Faking the page is a lot of work, especially if it's customized. A cache won't be enough. Users will notice if they get a generic page instead of their personal social network page.

This would be a good feature to add to HTTP2, because it has one persistent connection which, once validated, is good for many pages.

Nobody seems to be doing enough with in-band MITM detection.
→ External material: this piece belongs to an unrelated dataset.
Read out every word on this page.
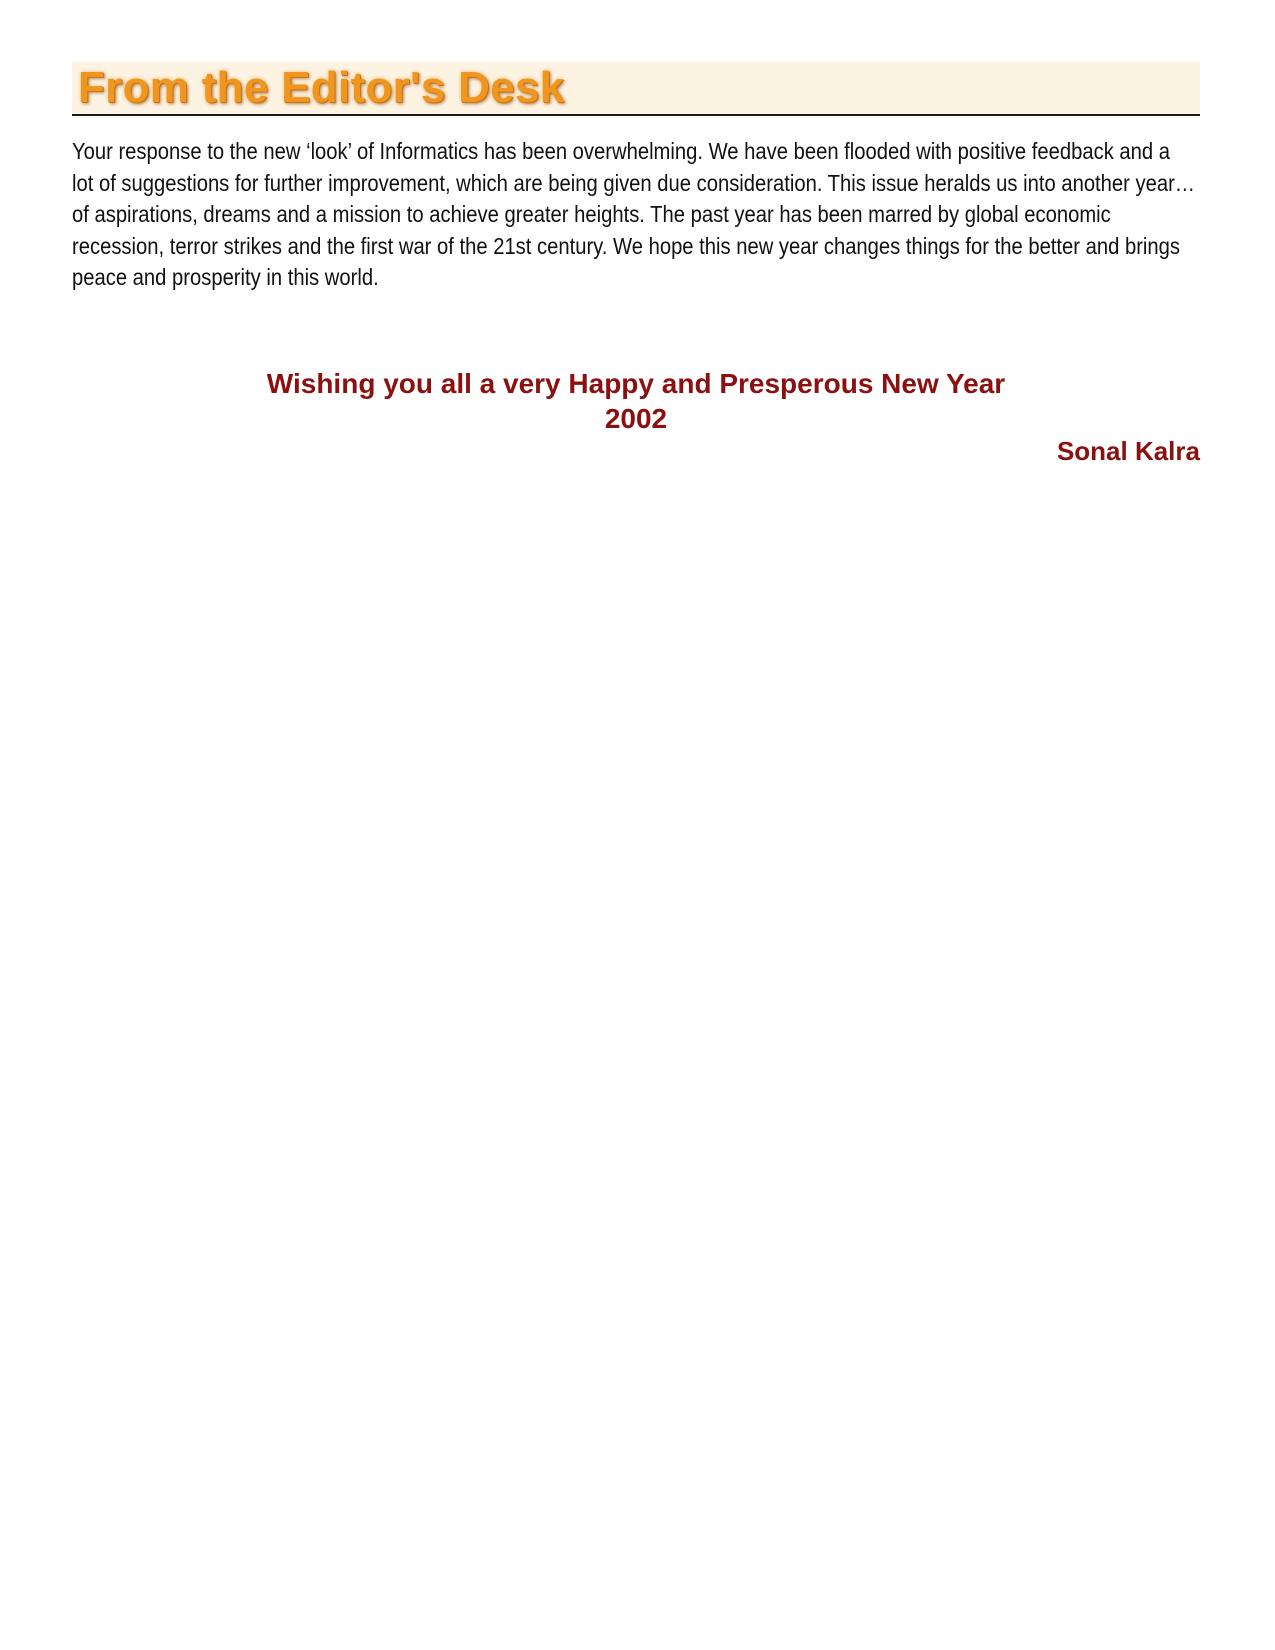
From the Editor's Desk

Your response to the new ‘look’ of Informatics has been overwhelming. We have been flooded with positive feedback and a lot of suggestions for further improvement, which are being given due consideration. This issue heralds us into another year…of aspirations, dreams and a mission to achieve greater heights. The past year has been marred by global economic recession, terror strikes and the first war of the 21st century. We hope this new year changes things for the better and brings peace and prosperity in this world.

Wishing you all a very Happy and Presperous New Year 2002
Sonal Kalra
There's [1], but that requires "previously established user authentication credentials." Facebook has a scheme which relies on MITM attackers not knowing how to MITM Flash content.[2] That's a form of security through obscurity, but it does detect most attacks at the proxy and hostile WiFi level.

[1] http://www.cc.gatech.edu/~traynor/papers/dacosta-esorics12.p... [2] http://www.scmagazine.com/researchers-detect-ssl-mitm-attack...

Kazakhstan is doing this already.
So unrelated to this, what are the best couple resources out there for understanding the PKI system? I understand it in vague terms and I can use it. I just don't know enough of the details of it to be comfortable with it.

It may be that I would be even less comfortable with it if I knew the details.